VTRのインナーチューブ長、57.8mm。

アクスルシャフトの径の関係で、ボトムケースはVTRのモノを使います(ケース長はNSRのボトムケースより断然長いです)。これにNSRのインナーチューブを組むとバネの硬さは抜きにしてフォーク自体の長さが1cm短くなります。が、もともと突き出しが1cmなのでこれはちょうど良いかも。

元のフォークから流用するのは結局ボトムケースと、組み込んでいたスラストニードルベアリング。ダンパー、スプリング、カラー、トップキャップなどはNSRのモノを使用します。スライダーブッシュやオイルシールなどは互換のある同等品のようだったので、VTRに取り付けてあった新しいものを使います。

オイル粘度はもともと使っていた#25相当、油面はどちらの車種に合わせたものかと考えましたが、とりあえずVTRのボトムケースを使っていることから、VTR標準98㎜のところを115㎜と下げ目にセット。

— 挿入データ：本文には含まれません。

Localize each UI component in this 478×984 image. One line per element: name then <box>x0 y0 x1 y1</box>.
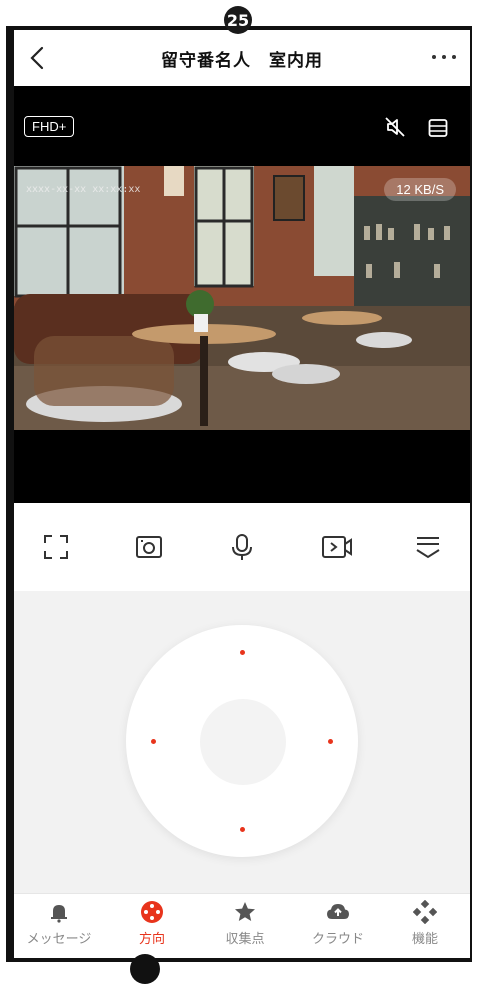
tab-label: クラウド <box>311 932 364 947</box>
fullscreen-icon <box>44 535 68 559</box>
left-direction-indicator[interactable] <box>151 739 156 744</box>
top-bar: 留守番名人 室内用 <box>14 30 470 86</box>
tab-label: 収集点 <box>225 932 265 947</box>
snapshot-button[interactable] <box>135 533 163 561</box>
step-number-badge: 25 <box>224 6 252 34</box>
layout-icon[interactable] <box>428 118 448 138</box>
tab-label: メッセージ <box>26 932 92 947</box>
video-toolbar <box>14 503 470 591</box>
tab-label: 方向 <box>138 932 165 947</box>
bell-icon <box>51 905 67 923</box>
ptz-control-panel <box>14 591 470 893</box>
tab-features[interactable]: 機能 <box>380 900 470 947</box>
record-button[interactable] <box>321 533 352 561</box>
home-indicator <box>130 954 160 984</box>
collapse-down-icon <box>416 537 440 559</box>
more-dot <box>452 55 456 59</box>
app-screen: 留守番名人 室内用 FHD+ xxxx-xx-xx xx:xx:xx 12 KB… <box>14 30 470 958</box>
tab-messages[interactable]: メッセージ <box>14 900 104 947</box>
direction-icon <box>141 901 163 923</box>
video-player[interactable]: FHD+ xxxx-xx-xx xx:xx:xx 12 KB/S <box>14 86 470 503</box>
fullscreen-button[interactable] <box>42 533 70 561</box>
camera-feed-image: xxxx-xx-xx xx:xx:xx 12 KB/S <box>14 166 470 430</box>
talk-button[interactable] <box>228 533 256 561</box>
bitrate-badge: 12 KB/S <box>384 178 456 201</box>
video-record-icon <box>322 536 352 558</box>
direction-pad[interactable] <box>126 625 358 857</box>
more-options-button[interactable] <box>432 52 456 62</box>
expand-menu-button[interactable] <box>414 533 442 561</box>
page-title: 留守番名人 室内用 <box>161 51 323 71</box>
bottom-tab-bar: メッセージ 方向 収集点 クラウド 機能 <box>14 893 470 958</box>
timestamp-overlay: xxxx-xx-xx xx:xx:xx <box>26 184 141 195</box>
tab-collection-points[interactable]: 収集点 <box>200 900 290 947</box>
features-icon <box>413 900 437 924</box>
quality-button[interactable]: FHD+ <box>24 116 75 137</box>
cafe-scene <box>14 166 470 430</box>
star-icon <box>235 902 255 921</box>
more-dot <box>432 55 436 59</box>
right-direction-indicator[interactable] <box>328 739 333 744</box>
direction-pad-center[interactable] <box>200 699 286 785</box>
tab-label: 機能 <box>411 932 438 947</box>
down-direction-indicator[interactable] <box>240 827 245 832</box>
mute-icon[interactable] <box>384 116 406 138</box>
tab-direction[interactable]: 方向 <box>107 900 197 947</box>
tab-cloud[interactable]: クラウド <box>293 900 383 947</box>
phone-frame: 留守番名人 室内用 FHD+ xxxx-xx-xx xx:xx:xx 12 KB… <box>6 26 472 962</box>
camera-icon <box>136 536 162 558</box>
cloud-upload-icon <box>327 904 349 919</box>
more-dot <box>442 55 446 59</box>
microphone-icon <box>232 534 252 560</box>
up-direction-indicator[interactable] <box>240 650 245 655</box>
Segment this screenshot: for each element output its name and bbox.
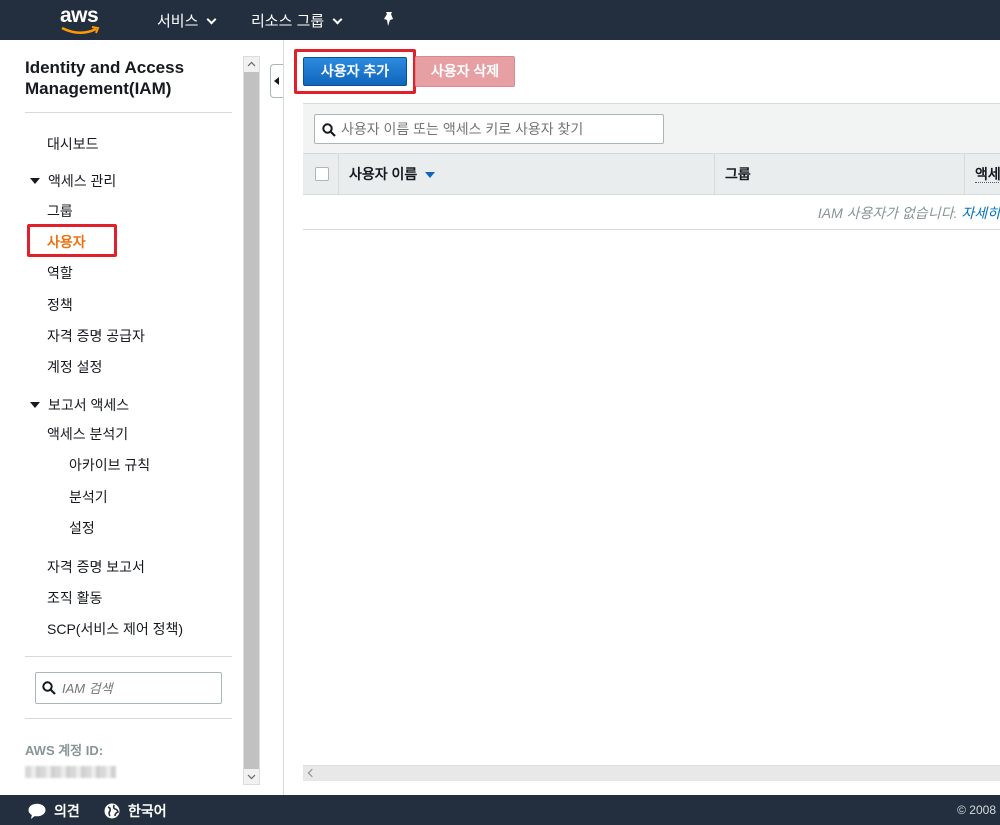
sidebar-item-analyzers[interactable]: 분석기	[69, 487, 108, 507]
service-title[interactable]: Identity and Access Management(IAM)	[25, 57, 225, 99]
content-divider	[283, 40, 284, 795]
caret-down-icon	[30, 402, 40, 408]
pin-icon[interactable]	[381, 11, 397, 29]
learn-more-link[interactable]: 자세히	[961, 205, 1000, 221]
sidebar-item-identity-providers[interactable]: 자격 증명 공급자	[47, 326, 145, 346]
empty-state-row: IAM 사용자가 없습니다. 자세히	[303, 196, 1000, 230]
user-search-field[interactable]	[314, 114, 664, 144]
sidebar-item-settings[interactable]: 설정	[69, 518, 95, 538]
scroll-up-button[interactable]	[244, 57, 259, 72]
chevron-down-icon	[332, 14, 343, 25]
caret-down-icon	[30, 178, 40, 184]
divider	[25, 656, 232, 657]
select-all-checkbox[interactable]	[315, 167, 329, 181]
language-selector[interactable]: 한국어	[104, 801, 167, 821]
globe-icon	[104, 803, 120, 819]
column-header-groups[interactable]: 그룹	[715, 154, 965, 195]
aws-logo-text: aws	[60, 4, 99, 27]
user-search-input[interactable]	[341, 120, 659, 138]
sidebar-item-roles[interactable]: 역할	[47, 263, 73, 283]
column-header-access[interactable]: 액세	[965, 154, 1000, 195]
sidebar-item-access-analyzer[interactable]: 액세스 분석기	[47, 424, 128, 444]
speech-bubble-icon	[28, 803, 46, 819]
sidebar-item-credential-report[interactable]: 자격 증명 보고서	[47, 557, 145, 577]
empty-message-text: IAM 사용자가 없습니다.	[817, 205, 962, 221]
column-header-username[interactable]: 사용자 이름	[339, 154, 715, 195]
footer: 의견 한국어 © 2008	[0, 795, 1000, 825]
sidebar: Identity and Access Management(IAM) 대시보드…	[0, 40, 243, 795]
copyright-text: © 2008	[957, 803, 996, 817]
top-navigation-bar: aws 서비스 리소스 그룹	[0, 0, 1000, 40]
account-id-label: AWS 계정 ID:	[25, 743, 104, 758]
empty-state-message: IAM 사용자가 없습니다. 자세히	[818, 203, 1000, 223]
sort-descending-icon[interactable]	[425, 172, 436, 178]
services-label: 서비스	[157, 13, 199, 30]
search-icon	[42, 681, 56, 695]
iam-search-field[interactable]	[35, 672, 222, 704]
highlight-box	[27, 224, 117, 257]
chevron-down-icon	[206, 14, 217, 25]
sidebar-section-access-management[interactable]: 액세스 관리	[30, 171, 116, 191]
sidebar-item-groups[interactable]: 그룹	[47, 201, 73, 221]
highlight-box	[294, 49, 416, 94]
section-label: 액세스 관리	[48, 173, 117, 189]
sidebar-item-dashboard[interactable]: 대시보드	[47, 134, 99, 154]
aws-smile-icon	[61, 26, 100, 34]
chevron-up-icon	[247, 61, 256, 67]
feedback-link[interactable]: 의견	[28, 801, 80, 821]
sidebar-item-archive-rules[interactable]: 아카이브 규칙	[69, 455, 150, 475]
sidebar-section-report-access[interactable]: 보고서 액세스	[30, 395, 129, 415]
aws-logo[interactable]: aws	[58, 4, 104, 36]
delete-user-button[interactable]: 사용자 삭제	[415, 56, 515, 87]
sidebar-item-policies[interactable]: 정책	[47, 295, 73, 315]
iam-search-input[interactable]	[62, 678, 212, 698]
services-menu[interactable]: 서비스	[157, 10, 217, 31]
table-toolbar	[303, 103, 1000, 153]
section-label: 보고서 액세스	[48, 397, 130, 413]
column-label: 사용자 이름	[349, 166, 418, 182]
divider	[25, 112, 232, 113]
table-horizontal-scrollbar[interactable]	[303, 765, 1000, 781]
resource-groups-menu[interactable]: 리소스 그룹	[251, 10, 343, 31]
divider	[25, 718, 232, 719]
sidebar-item-account-settings[interactable]: 계정 설정	[47, 357, 102, 377]
account-id-value-redacted	[25, 766, 116, 778]
scroll-down-button[interactable]	[244, 769, 259, 784]
sidebar-item-scp[interactable]: SCP(서비스 제어 정책)	[47, 619, 183, 639]
chevron-down-icon	[247, 774, 256, 780]
users-table-header: 사용자 이름 그룹 액세	[303, 153, 1000, 195]
feedback-label: 의견	[54, 803, 80, 819]
sidebar-scrollbar[interactable]	[243, 56, 260, 785]
search-icon	[322, 123, 336, 137]
select-all-cell	[303, 154, 339, 195]
column-label: 그룹	[725, 166, 751, 182]
resource-groups-label: 리소스 그룹	[251, 13, 325, 30]
sidebar-item-organization-activity[interactable]: 조직 활동	[47, 588, 102, 608]
column-label: 액세	[975, 166, 1000, 183]
language-label: 한국어	[128, 803, 167, 819]
collapse-sidebar-button[interactable]	[270, 64, 284, 98]
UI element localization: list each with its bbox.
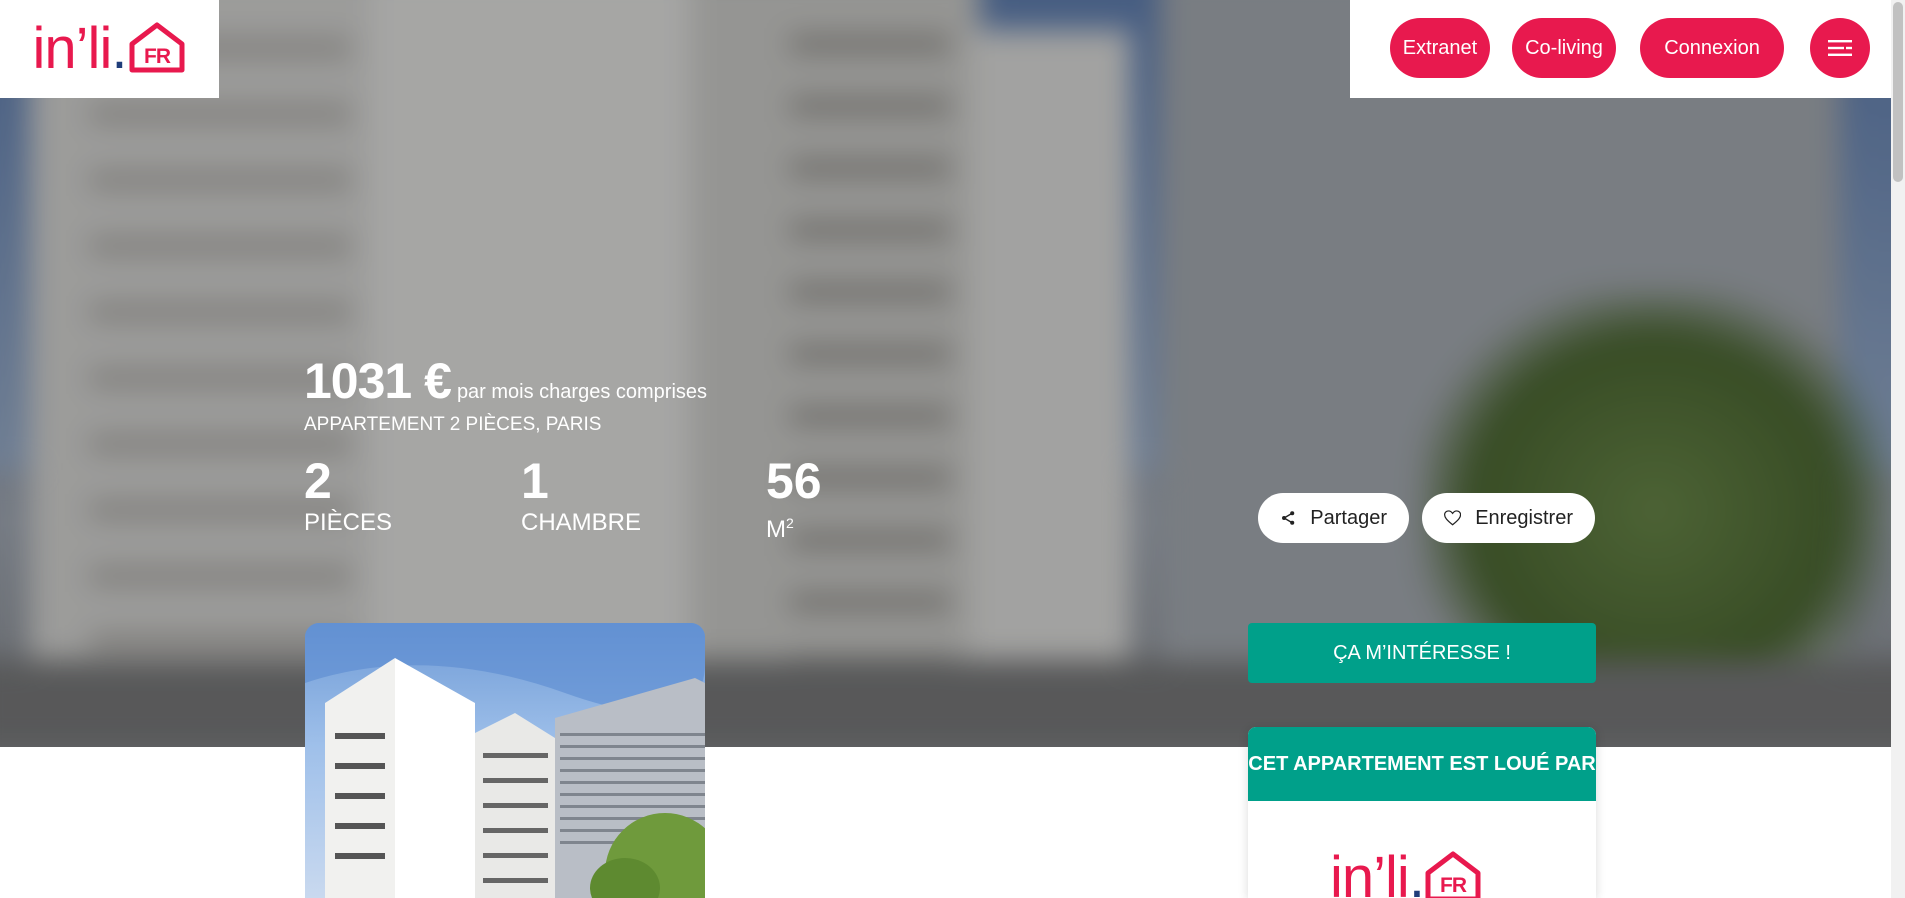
header-nav: Extranet Co-living Connexion	[1350, 0, 1905, 98]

ちなみにVTRのフロントフォークの油面は初期型105㎜ですが、3型以降では98㎜になっているようです。

組み終わったフォークとまだ組んでいないVTRのフォークを比べると、底面床置きでこのくらいの長さの違いがあります。

手で押し込んでみると‥むむむ、むむむ‥何もかも硬いぞ。組みあがったNSRのパーツを流用したフォークに比べると、もともと使っていたフォークは何もかもふにゃふにゃ。元のフォークのフィーリングも嫌いじゃなかったのでこれはどうしたものかと考えてしまいましたが、NSRフォークのVTRに乗った限りではストロークも短くダンピングも強いという感触を得ていたので、このままもう1本組んでみることにしました。

組んだ!防錆処理していた燃料タンク内も乾いていたので、組んでガソリン入れて試走!

すごい、抜群の接地感と安定感‥。なんだこれ。

ストロークせずにすぐ突っ張る足だったのでトップキャップを外してオイルを20ccほど抜きました。

余談ですが、ブレーキフルードやらフォークオイルやら、ある程度の量の液体を扱う作業の際、液体の入った容器を床に置くと、うちみたいな広さに限りのあるガレージではかなりの頻度で蹴って大惨事になってしまいます。なので、上から吊ったりひっかけたりするのが正解でしょう。

この春、結構なタイムが出て驚いたVTRは、基本的にリアショック以外ノーマルに近い状態で作ったver.1.0。

そこで足りなかったところ・気になったところを補った今回はVTR2.0。AIキャンセルから始まるジェットの変更で、中低速のトルク感も増し増しになったし、それを受け止める足もストロークが短く、腰があって抜群の接地感のある信頼のできるものになりました。これは大幅な戦力アップ!タイム計測して状態を確かめたい!